It is a great pleasure to report that Juliet, Naked, cowritten and directed by Jesse Peretz from Nick Hornby's novel, is a funny but gentle film about adults having quiet conversations about their emotional needs. Such a film could only have been released in the late summer trough between blockbuster season and upcoming autumn award seekers, but the release date does provide an opportunity to put one cast member's work into context. Ethan Hawke plays Tucker Crowe, a musician with one beloved album who has been out of both the music scene and the public eye for over twenty years.  (Crowe's songs are performed by a Hawke-led band and sound something like Paul Westerberg's solo work.) When we catch up with Tucker he is living in his ex-wife's garage and happily helping to raise his young son Jackson (Azhy Robertson). One of Tucker's older children (Ayoola Smart) from another relationship comes to visit, and her hesitation with her father reveals that Tucker is a man who has only recently come to grips with the consequences of his life choices. Indeed, a scene later where Tucker is confronted by several figures from his past feels like an answer to questions about life that a younger Nick Hornby was asking in High Fidelity. Anyone seeing Hawke both in Juliet, Naked and in Paul Schrader's First Reformed from earlier this year may be struck by the actor Hawke has become. Both Tucker and the priest that Hawke plays in the Schrader film are men with regrets in their past. The priest has internalized his pain and can barely suppress his sense of spiritual emptiness, but Tucker is energized by caring for his son and eager to be the best man he is capable of being. Both characters have been weathered by life, and in Juliet, Naked Hawke wears the years on the outside - though several younger images of the actor serve to represent Tucker's rock star days. In these two films Hawke seems like an actor who isn't pushing too hard to achieve what he wants, and the performances are worthy stops along the way of a career that is looking more interesting as Hawke gets older.

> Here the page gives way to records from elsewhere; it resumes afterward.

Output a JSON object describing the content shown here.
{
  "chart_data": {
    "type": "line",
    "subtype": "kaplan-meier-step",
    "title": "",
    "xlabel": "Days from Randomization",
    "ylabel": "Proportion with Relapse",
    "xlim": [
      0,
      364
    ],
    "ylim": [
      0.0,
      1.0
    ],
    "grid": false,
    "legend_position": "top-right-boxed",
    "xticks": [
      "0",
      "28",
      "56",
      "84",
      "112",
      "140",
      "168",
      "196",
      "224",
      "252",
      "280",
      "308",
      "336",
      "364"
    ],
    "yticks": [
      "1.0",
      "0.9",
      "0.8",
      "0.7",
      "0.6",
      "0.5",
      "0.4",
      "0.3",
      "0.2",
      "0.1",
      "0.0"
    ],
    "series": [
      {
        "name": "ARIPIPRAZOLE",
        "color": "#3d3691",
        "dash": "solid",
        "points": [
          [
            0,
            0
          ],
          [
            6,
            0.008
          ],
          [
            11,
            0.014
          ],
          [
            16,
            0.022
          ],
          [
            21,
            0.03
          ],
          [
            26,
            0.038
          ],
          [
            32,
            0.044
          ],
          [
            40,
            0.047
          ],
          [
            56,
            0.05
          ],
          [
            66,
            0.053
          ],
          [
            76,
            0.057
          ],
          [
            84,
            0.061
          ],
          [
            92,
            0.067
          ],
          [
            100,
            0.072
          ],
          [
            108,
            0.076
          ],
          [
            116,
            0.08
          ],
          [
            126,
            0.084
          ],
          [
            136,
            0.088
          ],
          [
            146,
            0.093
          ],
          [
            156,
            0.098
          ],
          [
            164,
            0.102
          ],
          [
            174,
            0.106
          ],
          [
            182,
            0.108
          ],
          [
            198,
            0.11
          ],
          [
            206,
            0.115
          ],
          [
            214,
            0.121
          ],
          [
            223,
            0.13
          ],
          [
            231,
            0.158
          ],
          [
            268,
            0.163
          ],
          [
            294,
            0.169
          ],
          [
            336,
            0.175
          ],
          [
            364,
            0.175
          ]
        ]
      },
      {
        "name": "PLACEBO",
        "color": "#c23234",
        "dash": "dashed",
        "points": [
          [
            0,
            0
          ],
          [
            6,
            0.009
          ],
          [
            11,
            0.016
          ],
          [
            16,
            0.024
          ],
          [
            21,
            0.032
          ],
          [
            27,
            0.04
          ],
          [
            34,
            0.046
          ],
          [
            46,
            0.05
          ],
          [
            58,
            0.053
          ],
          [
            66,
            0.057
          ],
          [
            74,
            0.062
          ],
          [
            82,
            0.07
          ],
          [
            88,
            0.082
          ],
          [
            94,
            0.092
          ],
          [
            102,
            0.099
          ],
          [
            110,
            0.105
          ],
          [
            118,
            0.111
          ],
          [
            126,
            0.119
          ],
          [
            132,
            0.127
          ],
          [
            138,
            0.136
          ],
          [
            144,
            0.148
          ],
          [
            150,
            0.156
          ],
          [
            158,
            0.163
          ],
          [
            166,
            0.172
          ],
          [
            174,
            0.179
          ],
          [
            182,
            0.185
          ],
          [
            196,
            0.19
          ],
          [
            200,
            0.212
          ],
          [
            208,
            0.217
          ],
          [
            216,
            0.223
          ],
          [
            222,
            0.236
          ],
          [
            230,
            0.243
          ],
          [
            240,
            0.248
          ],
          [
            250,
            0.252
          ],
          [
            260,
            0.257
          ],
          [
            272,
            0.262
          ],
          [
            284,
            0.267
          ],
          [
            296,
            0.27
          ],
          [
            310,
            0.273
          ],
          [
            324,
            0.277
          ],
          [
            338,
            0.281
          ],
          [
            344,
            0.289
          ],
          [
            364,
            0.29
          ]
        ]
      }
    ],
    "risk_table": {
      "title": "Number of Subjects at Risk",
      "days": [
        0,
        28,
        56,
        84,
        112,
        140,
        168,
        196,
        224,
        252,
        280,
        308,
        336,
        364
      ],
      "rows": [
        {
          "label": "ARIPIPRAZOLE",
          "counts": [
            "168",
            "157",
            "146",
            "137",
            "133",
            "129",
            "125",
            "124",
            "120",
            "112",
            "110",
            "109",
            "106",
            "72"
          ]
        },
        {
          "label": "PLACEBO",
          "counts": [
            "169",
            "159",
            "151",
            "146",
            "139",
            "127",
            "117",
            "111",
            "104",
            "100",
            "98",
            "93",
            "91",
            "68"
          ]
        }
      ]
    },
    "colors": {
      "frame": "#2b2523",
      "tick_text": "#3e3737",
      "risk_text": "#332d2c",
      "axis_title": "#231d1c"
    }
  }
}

Tucker comes into the story of Juliet, Naked through Annie (Rose Byrne), whose long-term boyfriend Duncan (Chris O'Dowd) administers a fan site for Tucker Crowe obsessives. Duncan is the type of academic who teaches a university course on The Wire, and Annie is beginning to wonder if Duncan's cultural obsessions have gotten in the way of their relationship moving forward. Seeing Rose Byrne at the center of a film is a treat. Byrne is more than capable of playing the dramatic notes, but as anyone who has seen films like Neighbors knows, she is also unafraid to go for laughs. In Juliet, Naked she gets to do it all as Annie realizes that there is a life outside her English seaside town. (There is a subplot about Annie putting together an exhibit of vintage photos and mementos at the museum she runs, and the payoff is the only instance I can think of in a film where "elderly person cursing" is both funny and affecting.) Chris O'Dowd has less to do as Duncan, but the character allows Juliet, Naked - the title refers to a CD of previously unheard Tucker Crowe demos - to say a few things about fandom. Being obsessed with music and prestige television allows Duncan the illusion of a happy life, but it isn't a coincidence that it's a colleague who shares his taste that threatens his relationship with Annie by appealing to his vanity. Fandom as self-absorption feels on the nose, but Duncan is allowed moments of self-awareness and even a chance to remind Tucker that he can't know what the music he now dismisses has meant to other people.

Juliet, Naked ends in the only way it can really, with changes and a sense of life moving forward. While it is unlikely to spawn obsessive fans, it is a low-key charmer and a winning adult entertainment.